Research shows the rule would result in job losses of more than 22,800, with an annual drop in gross domestic product by as much as $1.56 billion and an annual loss in tax revenues of $359 million.


However, the impact will not be immediate, said Rob Murphy, senior vice president at Informa Economics. He said it may take two to three years to reach the levels projected in the study.

“Effects will have a very long tail,” Murphy said. “The affected industries will still be feeling an impact a decade or more into the future. All signs point to detrimental outcomes for small producers, the very ones the rule is designed to help.”

According to the food-animal groups, USDA’s regulation – which would be administered by the Grain Inspection, Packers and Stockyards Administration and is known as the GIPSA rule – would restrict marketing agreements between producers and meat packers, dictate the terms of production contracts, require additional paperwork, create legal uncertainty and limit producers’ ability to negotiate better prices for the animals they sell, among other things.

“Well, we are talking about nearly $1 billion in direct and indirect annual new costs for the beef industry,” said Bill Donald, NCBA president-elect and a third-generation Montana rancher. “And if this study is correct that 82% of these costs will fall on US cattle producers like me, then we will see a lot for sale signs in rural America. If the beef industry losses 494,000 head as this study suggests, we will see higher prices for food and a slow and painful death to the American rancher. I’ve spent my entire life working on my family’s operation. I’m not going to stand by and allow this administration to advance a rule that could put my family’s operation out of business.”

The rule would result in “ongoing and indirect” costs to the livestock and poultry industries – eventually borne by producers and consumers – of more than $1.64 billion, including nearly $880 million to the beef industry, more than $401 million to the pork industry and almost $362 million to the poultry industry, the Informa study found.

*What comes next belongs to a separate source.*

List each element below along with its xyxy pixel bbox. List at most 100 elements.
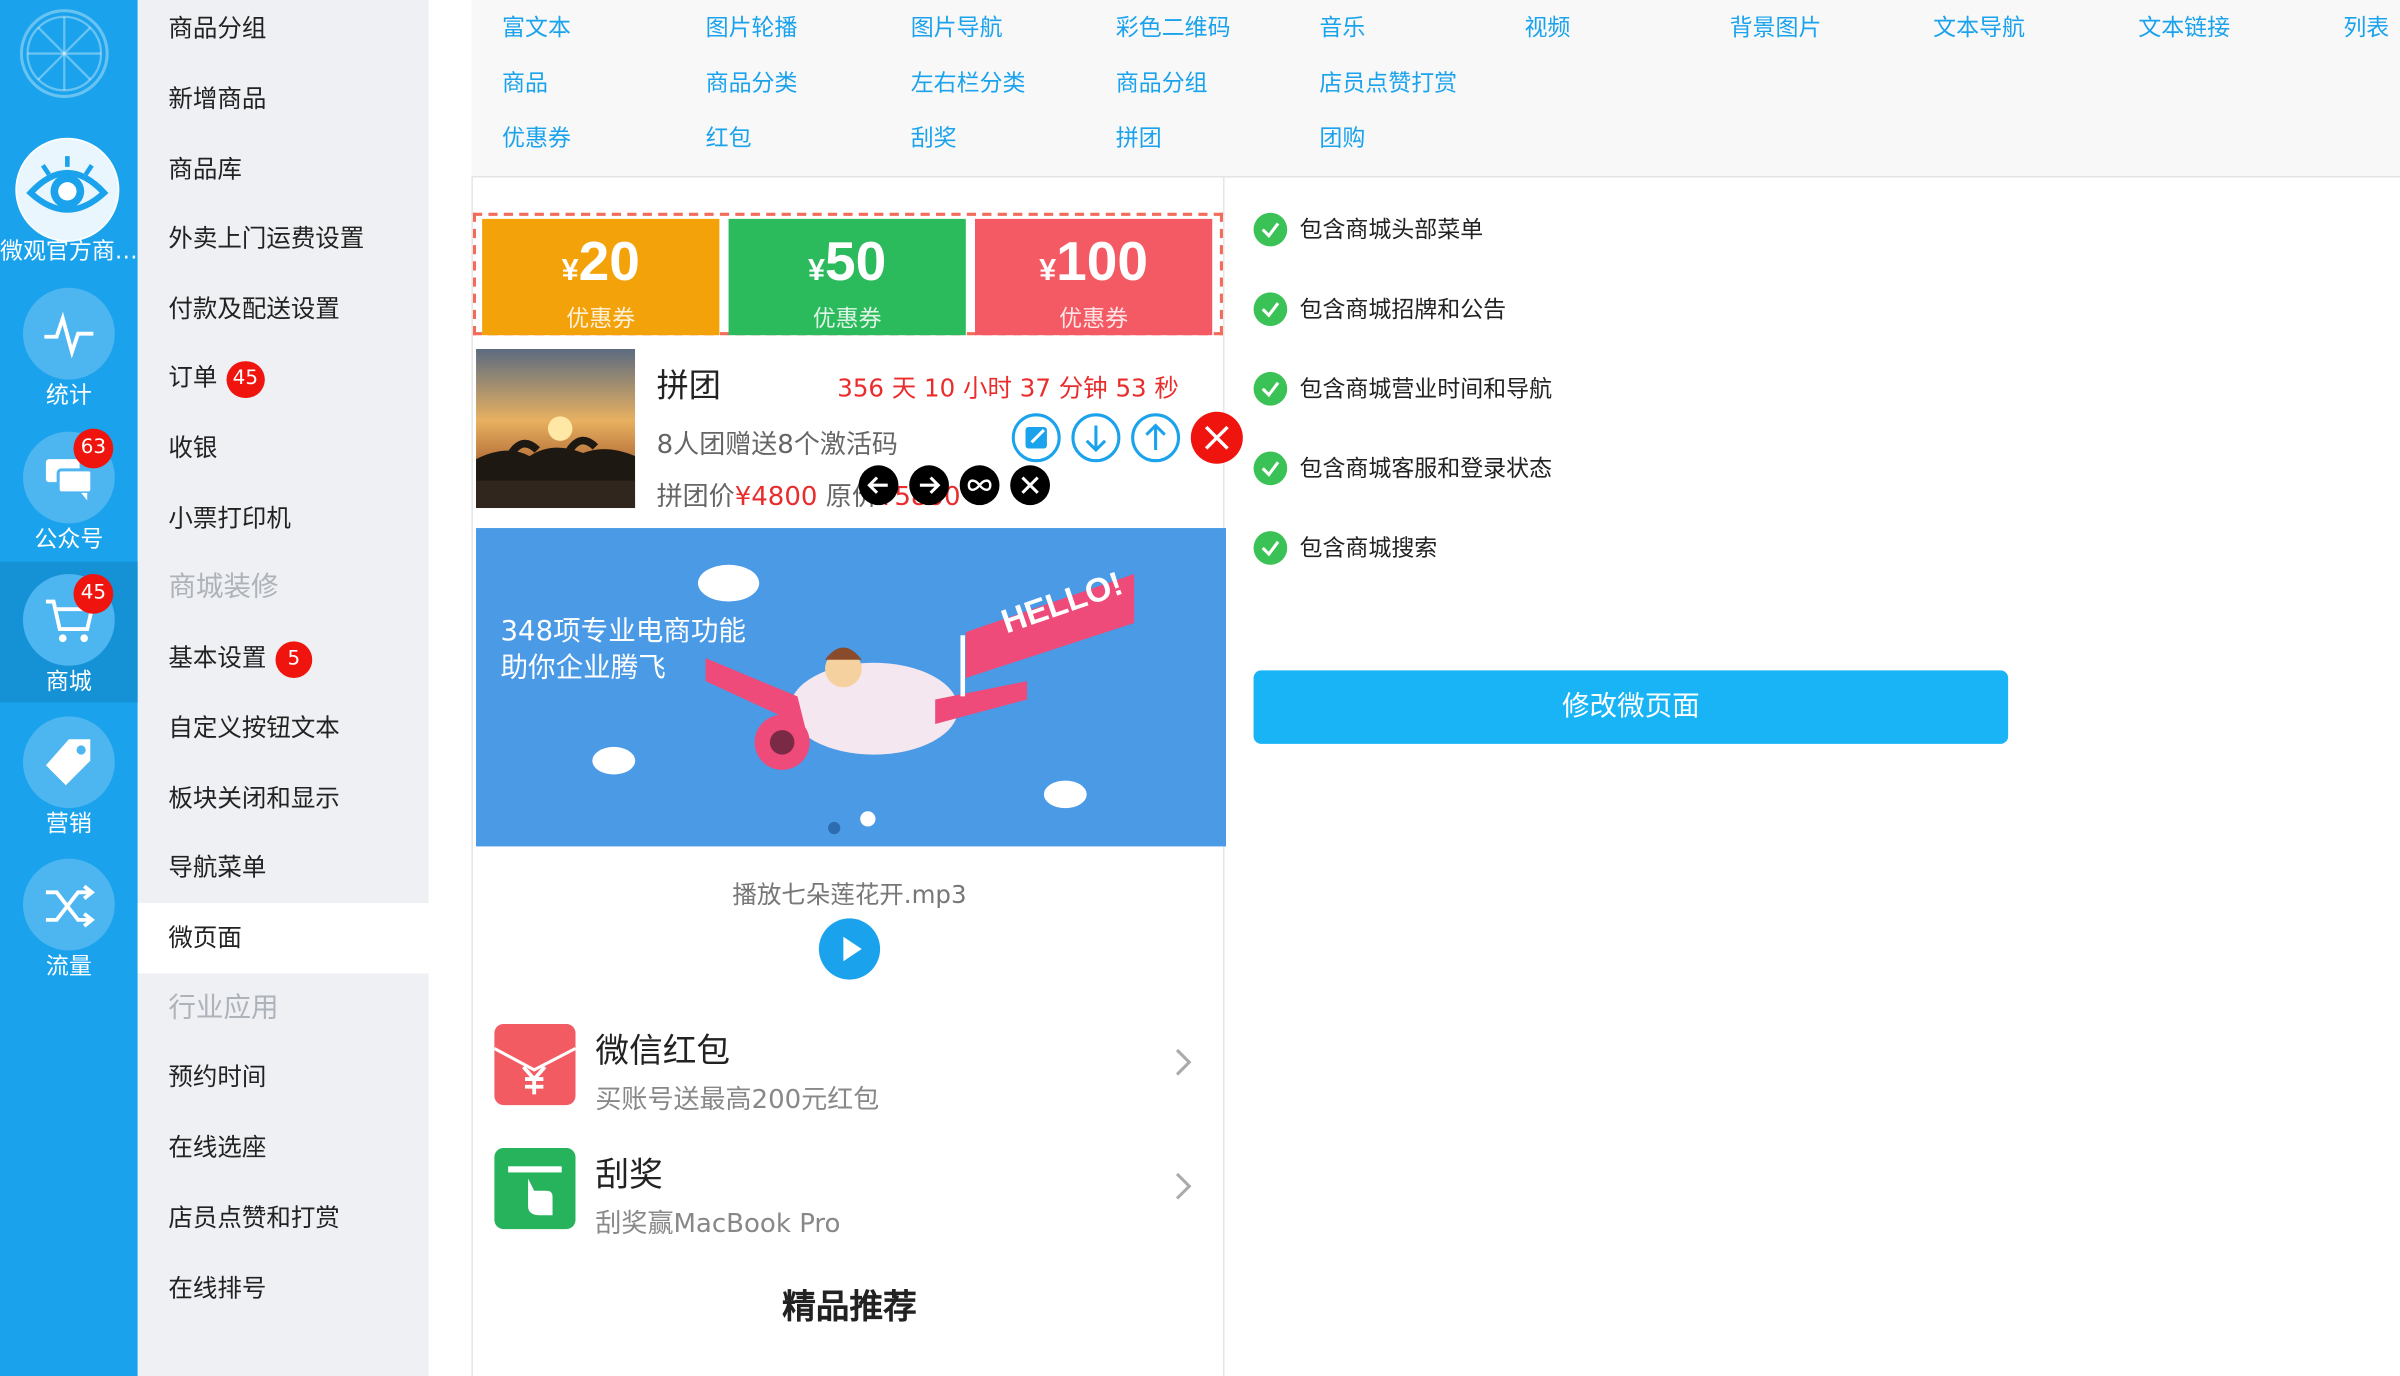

“The GIPSA rule is very vague and ill-defined, will create considerable uncertainty among producers and packers alike and will have a detrimental effect particularly on small producers,” said Doug Wolf, NPPC president-elect and a pork producer from Lancaster, Wis. “The bottom line is that the rule will add to the costs of buying and selling hogs, increase the risk of litigation and lead to more vertical integration in the pork industry, all of which means lost jobs and higher meat prices.”